Ormai, te solo amo, te solo seguo, te solo cerco, te solo sono pronto a servire, perché solo la tua dominazione è giusta; e io desidero pormi sotto la tua giurisdizione. Ordina, te ne prego, comanda ciò che vuoi; però risana ed apri le mie orecchie, perché io ascolti le tue parole; risana ed apri i miei occhi, perché io scorga i tuoi cenni. Allontana da me l`insipienza, perché io ti riconosca. Dimmi dove dirigere i miei sforzi, perché ti possa vedere, e spero di poter eseguire tutti i tuoi ordini. Accogli, te ne prego, il tuo fuggitivo, o Signore, Padre clementissimo. Bastino le pene subite dalla servitú impostami dai nemici che tu tieni sotto i tuoi piedi; bastino le menzogne che hanno fatto di me il loro giocattolo. Accogli in me il tuo schiavo che fugge lungi da essi; me, lo straniero, essi hanno bene accolto quando fuggivo lontano da te! Sento che devo ritornare a te. Mi si apra la tua porta, alla quale busso! Insegnami come arrivare fino a te. Io non ho altro al di fuori della mia buona volontà; non so nulla al di fuori del disprezzo che merita tutto ciò che è mutevole e caduco, e la necessaria ricerca dell`immutabile e dell`eterno. Questo io faccio, o Padre, perché è la sola cosa che conosco; ma ignoro come si arrivi fino a te. Ispirami, guidami, provvedi alle necessità del mio viaggio. Se è attraverso la fede che ti trovano coloro che si rifugiano presso di te, dammi la fede; se è attraverso la fortezza, dammi la fortezza; se è attraverso la scienza, dammi la scienza. Accresci in me la fede, accresci la speranza, accresci la carità. O quanto mirabile e singolare è la tua bontà!

E` verso di te che voglio camminare; a te chiedo ancora quei mezzi che mi permettono di pervenirvi. Se tu ci abbandoni, è la morte! Ma tu non ci abbandoni perché sei il Sommo Bene che nessuno ha mai rettamente cercato senza trovarlo. Ognuno infatti lo ha rettamente cercato, se tu rettamente gli hai concesso di cercare. Insegnami dunque, o Padre, a cercarti; liberami dall`errore; a me che ti cerco, null`altro si presenti al di fuori di te. Se nient`altro desidero che te, possa io trovarti, te ne prego, o Padre. Ma se un qualche appetito superfluo permane in me, tu stesso purificami e rendimi capace di vederti.

Per ciò che attiene la salute di questo corpo mortale, dato che ignoro quale utile trarne per me e per quelli che amo, te ne affido la cura, Padre ottimo e sapientissimo; ti chiederò per lui ciò che a tempo debito vorrai suggerirmi.
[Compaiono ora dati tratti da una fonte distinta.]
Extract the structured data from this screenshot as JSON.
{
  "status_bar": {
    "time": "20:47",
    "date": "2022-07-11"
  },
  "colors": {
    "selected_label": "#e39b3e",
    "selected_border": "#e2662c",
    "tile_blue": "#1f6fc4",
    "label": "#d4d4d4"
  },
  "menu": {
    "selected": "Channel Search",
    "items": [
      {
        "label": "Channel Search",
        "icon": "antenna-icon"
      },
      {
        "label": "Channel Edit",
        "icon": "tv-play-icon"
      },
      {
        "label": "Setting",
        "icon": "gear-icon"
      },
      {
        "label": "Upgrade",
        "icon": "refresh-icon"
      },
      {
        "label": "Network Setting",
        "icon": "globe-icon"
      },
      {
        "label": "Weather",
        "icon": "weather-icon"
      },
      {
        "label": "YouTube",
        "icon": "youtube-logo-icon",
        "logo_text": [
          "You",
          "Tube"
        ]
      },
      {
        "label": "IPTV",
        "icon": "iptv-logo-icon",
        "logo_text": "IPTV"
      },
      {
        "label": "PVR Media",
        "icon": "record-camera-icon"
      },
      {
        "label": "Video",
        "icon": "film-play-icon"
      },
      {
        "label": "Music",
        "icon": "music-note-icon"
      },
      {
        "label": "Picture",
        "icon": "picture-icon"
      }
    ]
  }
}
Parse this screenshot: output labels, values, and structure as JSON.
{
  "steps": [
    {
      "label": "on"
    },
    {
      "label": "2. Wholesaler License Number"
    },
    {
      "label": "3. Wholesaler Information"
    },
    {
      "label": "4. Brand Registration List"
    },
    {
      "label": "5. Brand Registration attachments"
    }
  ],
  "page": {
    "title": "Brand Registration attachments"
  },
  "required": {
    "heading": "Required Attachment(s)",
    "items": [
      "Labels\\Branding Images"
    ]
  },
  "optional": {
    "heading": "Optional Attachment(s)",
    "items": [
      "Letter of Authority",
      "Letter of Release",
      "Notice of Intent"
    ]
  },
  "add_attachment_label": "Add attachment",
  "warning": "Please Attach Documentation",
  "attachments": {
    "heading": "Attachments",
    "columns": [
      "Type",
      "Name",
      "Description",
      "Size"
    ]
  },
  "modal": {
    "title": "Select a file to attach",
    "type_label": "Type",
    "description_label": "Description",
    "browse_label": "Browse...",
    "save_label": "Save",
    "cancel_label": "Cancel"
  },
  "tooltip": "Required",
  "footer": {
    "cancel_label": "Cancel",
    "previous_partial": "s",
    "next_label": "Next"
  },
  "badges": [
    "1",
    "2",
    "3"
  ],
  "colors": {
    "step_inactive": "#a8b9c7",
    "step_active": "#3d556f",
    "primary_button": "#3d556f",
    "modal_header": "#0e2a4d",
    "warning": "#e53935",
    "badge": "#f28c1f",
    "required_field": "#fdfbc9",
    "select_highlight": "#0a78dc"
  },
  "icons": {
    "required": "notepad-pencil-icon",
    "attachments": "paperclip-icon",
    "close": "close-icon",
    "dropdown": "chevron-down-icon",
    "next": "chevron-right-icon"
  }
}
Voglio solo invocare la tua sovrana clemenza, perché tu mi orienti interamente a te, e che nulla renda vano il mio sforzo verso di te; comanda che, anche con questo corpo da guidare e portare, io pratichi la purezza, il coraggio, la giustizia, la prudenza; che ami e percepisca pienamente la tua sapienza; che mi renda degno della tua dimora, e possa essere di fatto abitatore del tuo beatissimo regno. Amen, amen.